Ao longo dos próximos anos vamos aprender muito mais sobre estas relações e sobre a forma como o alfabeto da vida
determina ou condiciona cada passo da vida. Mas tal como na física quântica se descobriu que não se pode determinar
o lugar onde se situa em cada momento cada partícula atómica, na genética estamos a aprender que conhecer a
sequência exata do ADN de um recém-nascido não vai automaticamente permitir saber se ele terá aptidão para a
matemática. A primeira vítima da revelação do genoma humano é, pois, o determinismo biológico.
Ao descobrirmos as nossas semelhanças com o verme Caenorhabditis elegans, com quem partilhamos dez por cento
dos genes, quase letra por letra, e ao descobrirmos o pouco que separa as diferentes populações humanas, fazemos
ruir um mundo de preconceitos.
As chamadas diferenças raciais, por exemplo, são determinadas por uma parte minúscula dos nossos genes. Mais: é
por vezes possível encontrar maiores diferenças genéticas entre duas pessoas que vivem na mesma cidade e se
parecem superficialmente, do que entre um negro africano e um louro escandinavo. De resto existe maior variação
genética entre os negros africanos do que entre as populações de todo o resto do mundo. O racismo é, por isso, outra
das vítimas deste apaixonante avanço científico.

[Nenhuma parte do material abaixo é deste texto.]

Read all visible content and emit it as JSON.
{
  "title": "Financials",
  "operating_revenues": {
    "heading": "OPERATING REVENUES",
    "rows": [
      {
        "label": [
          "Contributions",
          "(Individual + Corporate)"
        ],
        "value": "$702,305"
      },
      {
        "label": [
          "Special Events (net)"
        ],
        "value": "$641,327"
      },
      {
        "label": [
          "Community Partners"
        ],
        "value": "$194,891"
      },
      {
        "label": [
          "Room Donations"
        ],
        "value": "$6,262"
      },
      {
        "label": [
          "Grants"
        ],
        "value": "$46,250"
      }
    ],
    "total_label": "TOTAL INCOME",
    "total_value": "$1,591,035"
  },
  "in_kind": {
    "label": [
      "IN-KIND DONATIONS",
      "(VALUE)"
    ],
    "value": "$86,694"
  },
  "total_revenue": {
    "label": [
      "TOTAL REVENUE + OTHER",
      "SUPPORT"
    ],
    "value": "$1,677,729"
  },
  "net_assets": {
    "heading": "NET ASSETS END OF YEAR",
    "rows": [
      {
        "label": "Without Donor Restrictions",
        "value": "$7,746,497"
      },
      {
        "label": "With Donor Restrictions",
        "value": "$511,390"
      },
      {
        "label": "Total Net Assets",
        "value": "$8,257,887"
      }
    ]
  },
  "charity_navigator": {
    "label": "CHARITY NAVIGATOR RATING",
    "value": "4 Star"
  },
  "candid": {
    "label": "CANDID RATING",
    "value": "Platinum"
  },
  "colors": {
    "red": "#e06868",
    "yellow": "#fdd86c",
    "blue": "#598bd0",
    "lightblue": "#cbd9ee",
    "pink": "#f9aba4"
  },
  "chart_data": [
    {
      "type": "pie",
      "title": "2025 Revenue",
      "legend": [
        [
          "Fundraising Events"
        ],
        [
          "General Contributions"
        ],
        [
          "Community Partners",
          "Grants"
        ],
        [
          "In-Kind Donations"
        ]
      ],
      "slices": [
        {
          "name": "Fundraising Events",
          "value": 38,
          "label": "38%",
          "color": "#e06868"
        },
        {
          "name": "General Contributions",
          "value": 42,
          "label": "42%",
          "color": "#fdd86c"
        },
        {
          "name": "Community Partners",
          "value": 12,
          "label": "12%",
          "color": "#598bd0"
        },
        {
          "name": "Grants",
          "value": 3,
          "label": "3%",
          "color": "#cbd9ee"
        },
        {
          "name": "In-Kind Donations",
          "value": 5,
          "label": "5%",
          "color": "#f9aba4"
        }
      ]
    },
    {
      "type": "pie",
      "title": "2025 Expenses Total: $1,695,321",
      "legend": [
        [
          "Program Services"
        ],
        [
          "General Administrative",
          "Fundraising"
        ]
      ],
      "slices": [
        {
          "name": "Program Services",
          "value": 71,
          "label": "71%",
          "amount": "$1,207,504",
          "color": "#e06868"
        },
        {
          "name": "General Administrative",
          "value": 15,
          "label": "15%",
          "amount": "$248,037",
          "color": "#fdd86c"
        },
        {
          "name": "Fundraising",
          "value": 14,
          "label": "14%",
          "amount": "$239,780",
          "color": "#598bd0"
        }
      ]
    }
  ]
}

Estas admiráveis descobertas colocam a Humanidade no limiar de um mundo novo. Um "admirável mundo novo", tal
como imaginou Aldous Huxley? Depende de nós, depende de todos.
Da mesma forma que o nosso ADN não é responsável pelos nossos disparates, as portas que a ciência abre não
conduzem obrigatoriamente ao céu ou ao inferno. A sequenciação do genoma, a que partir de ontem qualquer cientista
pode aceder clicando na Internet, abre enormes possibilidades no combate às doenças, no melhoramento de vacinas ou
no diagnóstico precoce de enfermidades. Mas, se os Estados avançados onde decorreu a investigação não tomarem
medidas, podem também abrir-se portas aos piores pesadelos.
Importa pois tomar precauções. Importa regular o regime das patentes, conciliando a necessidade de motivar os
laboratórios privados com a obrigação de tornar os novos medicamente acessíveis mesmo aos mais pobres. Importa
regular os testes genéticos, obstando a que estes se tornem motivos de discriminação no emprego ou na obtenção de
um seguro de saúde. Importa regular a manipulação dos genes humanos, separando o que é boa ciência do que são
aprendizes de Frankenstein.
Os cientistas estão a fazer o seu papel. Importa que os responsáveis políticos cumpram também as suas obrigações,
prevenindo um futuro que tem obrigação de ser admirável.”